Death toll from listeria outbreak rises to 29
A total of 139 people in 28 states have fallen ill so far in the outbreak.
Wed, Nov 02, 2011 at 09:58 PM
The death toll linked to listeria-contaminated cantaloupe in the United States rose to 29 as another death was reported, the Centers for Disease Control and Prevention said on Wednesday.
Whole or pre-cut Rocky Ford-brand cantaloupe from Colorado-based Jensen Farms has been traced as the cause of what has become one of the deadliest U.S. food-borne outbreaks in U.S. history.
A total of 139 people in 28 states have fallen ill so far in the outbreak, and the CDC has said that one woman, who was pregnant at the time she fell ill, had a miscarriage.
The deadliest known food-borne listeria outbreak prior to the current spate of illnesses in the United States was in 1985, when Mexican-style soft cheese contaminated with listeria was tied to the deaths of 18 adults, and 10 newborns, as well as 20 miscarriages, according to a CDC report.
Listeriosis has a long incubation period, with symptoms sometimes not showing up until two months after people consume tainted foods.

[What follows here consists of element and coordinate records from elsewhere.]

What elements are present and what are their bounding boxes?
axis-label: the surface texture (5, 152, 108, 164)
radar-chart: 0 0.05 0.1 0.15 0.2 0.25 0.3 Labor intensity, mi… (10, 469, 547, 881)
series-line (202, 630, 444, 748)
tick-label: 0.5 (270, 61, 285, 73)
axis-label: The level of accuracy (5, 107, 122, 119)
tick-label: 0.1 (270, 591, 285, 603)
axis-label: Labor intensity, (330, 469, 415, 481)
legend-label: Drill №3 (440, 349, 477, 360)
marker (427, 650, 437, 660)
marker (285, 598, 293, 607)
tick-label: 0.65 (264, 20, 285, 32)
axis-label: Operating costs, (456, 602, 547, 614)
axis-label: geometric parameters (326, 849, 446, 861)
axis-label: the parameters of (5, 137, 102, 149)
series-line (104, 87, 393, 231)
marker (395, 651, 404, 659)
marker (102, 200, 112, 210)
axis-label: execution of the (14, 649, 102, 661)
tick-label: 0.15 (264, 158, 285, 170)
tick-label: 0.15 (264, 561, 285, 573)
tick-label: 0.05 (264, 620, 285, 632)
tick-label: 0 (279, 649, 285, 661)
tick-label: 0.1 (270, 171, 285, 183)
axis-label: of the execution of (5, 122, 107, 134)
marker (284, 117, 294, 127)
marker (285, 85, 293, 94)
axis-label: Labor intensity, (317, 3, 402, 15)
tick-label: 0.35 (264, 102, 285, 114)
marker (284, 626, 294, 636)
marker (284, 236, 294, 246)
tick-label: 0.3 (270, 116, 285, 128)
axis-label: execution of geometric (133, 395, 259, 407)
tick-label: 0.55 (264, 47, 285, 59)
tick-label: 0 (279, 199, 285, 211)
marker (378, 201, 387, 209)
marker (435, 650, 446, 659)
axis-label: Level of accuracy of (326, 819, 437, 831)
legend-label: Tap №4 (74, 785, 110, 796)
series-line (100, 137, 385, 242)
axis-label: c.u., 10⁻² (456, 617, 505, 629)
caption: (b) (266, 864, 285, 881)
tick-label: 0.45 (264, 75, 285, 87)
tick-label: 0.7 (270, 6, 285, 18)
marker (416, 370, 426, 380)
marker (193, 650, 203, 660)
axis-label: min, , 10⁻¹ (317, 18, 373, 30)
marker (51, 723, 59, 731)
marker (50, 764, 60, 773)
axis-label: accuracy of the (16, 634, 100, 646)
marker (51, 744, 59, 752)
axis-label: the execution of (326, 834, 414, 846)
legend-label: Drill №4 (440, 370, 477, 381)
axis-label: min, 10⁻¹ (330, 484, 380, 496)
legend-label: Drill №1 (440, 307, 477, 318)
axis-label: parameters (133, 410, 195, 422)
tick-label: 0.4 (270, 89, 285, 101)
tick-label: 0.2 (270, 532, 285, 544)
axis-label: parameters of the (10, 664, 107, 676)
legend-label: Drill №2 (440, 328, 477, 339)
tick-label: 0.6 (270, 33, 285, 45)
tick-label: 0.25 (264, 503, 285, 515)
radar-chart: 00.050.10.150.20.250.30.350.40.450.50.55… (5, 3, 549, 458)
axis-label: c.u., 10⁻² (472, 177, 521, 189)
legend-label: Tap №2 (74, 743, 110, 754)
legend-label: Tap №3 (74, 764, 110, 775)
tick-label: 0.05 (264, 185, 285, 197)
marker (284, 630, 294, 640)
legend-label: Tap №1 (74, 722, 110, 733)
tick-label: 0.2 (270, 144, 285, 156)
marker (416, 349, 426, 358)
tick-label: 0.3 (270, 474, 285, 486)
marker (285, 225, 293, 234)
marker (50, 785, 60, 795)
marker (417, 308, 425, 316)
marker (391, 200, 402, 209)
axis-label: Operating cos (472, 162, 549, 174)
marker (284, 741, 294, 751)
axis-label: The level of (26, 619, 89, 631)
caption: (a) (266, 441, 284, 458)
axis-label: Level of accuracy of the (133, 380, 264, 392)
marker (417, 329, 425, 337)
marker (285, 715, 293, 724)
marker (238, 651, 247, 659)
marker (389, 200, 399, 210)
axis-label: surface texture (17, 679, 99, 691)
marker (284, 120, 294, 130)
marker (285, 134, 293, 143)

The elderly, pregnant women and people with weakened immune systems are most at risk of falling ill from listeria infection. Symptoms include fever and muscle aches, sometimes preceded by diarrhea and other gastric problems.
In a warning letter to Jensen Farms last month, the U.S. Food and Drug Administration said testing turned up widespread listeria contamination at its Granada, Colorado, packing plant, which "indicates poor sanitary practices in the facility".
Listeria outbreaks are most commonly linked to contaminated cheese or packaged meats. The current outbreak is the first to be associated with cantaloupe.
"What this shows is that these bugs are very opportunistic," food safety attorney and advocate Bill Marler said.
"As long as you have a cool, wet environment and a product that is ready-to-eat, you're always going to have a risk of listeria contamination, which is why the sanitation of the plant is so critical," said Marler, who is representing several families affected by the outbreak.